Essa acontece na Blue Zone, na qual países podem promover suas pautas e onde acontecem as discussões sobre os temas formais da conferência.
Nessa área não há eventos oficiais para discutir a Foz do Amazonas, uma vez que o tema é uma questão interna do Brasil.
Mesmo assim, ONGs tentam encontrar brechas para pautar o assunto e pressionar o governo brasileiro.
Nesta terça, o Instituto Arayara participou de uma entrevista coletiva sobre os recursos que impulsionam a exploração de petróleo na América Latina e no Caribe, e de um evento paralelo acerca do financiamento para países em desenvolvimento reduzirem o uso de fósseis.
Em ambas as situações, a organização aproveitou para falar sobre o tema.
Nicole Oliveira, diretora-executiva do instituto, disse que o objetivo é “mostrar a incoerência do discurso do Lula com relação ao que ele falou sobre os fósseis e o que ele tem feito na política doméstica” e conseguir conseguir apoio de países.

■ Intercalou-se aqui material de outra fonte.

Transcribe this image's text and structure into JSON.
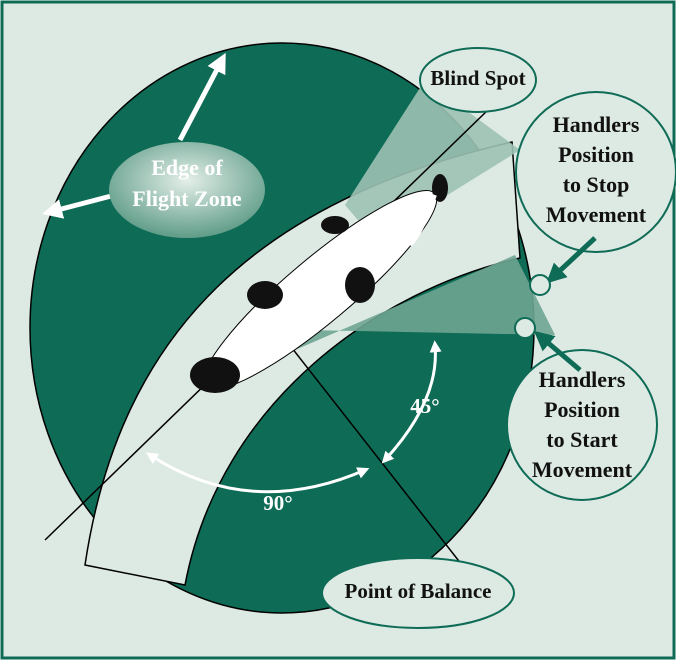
{
  "labels": {
    "blind_spot": "Blind Spot",
    "edge_of_flight_zone": [
      "Edge of",
      "Flight Zone"
    ],
    "handlers_stop": [
      "Handlers",
      "Position",
      "to Stop",
      "Movement"
    ],
    "handlers_start": [
      "Handlers",
      "Position",
      "to Start",
      "Movement"
    ],
    "angle_45": "45°",
    "angle_90": "90°",
    "point_of_balance": "Point of Balance"
  }
}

Ela cita, por exemplo, França, Costa Rica e as nações insulares como sensíveis ao tema. Defende que o Fundo de Florestas para Sempre tenha mecanismos para impedir o financiamento de projetos sobrepostos a poços de petróleo. Lula é um dos principais defensores do fundo.
“Queremos que exista uma pressão diplomática e política para que o governo se comprometa num texto, num acordo que fale de combustíveis fósseis que não seja algo para reduzir lentamente, mas um compromisso real”, afirmou ela.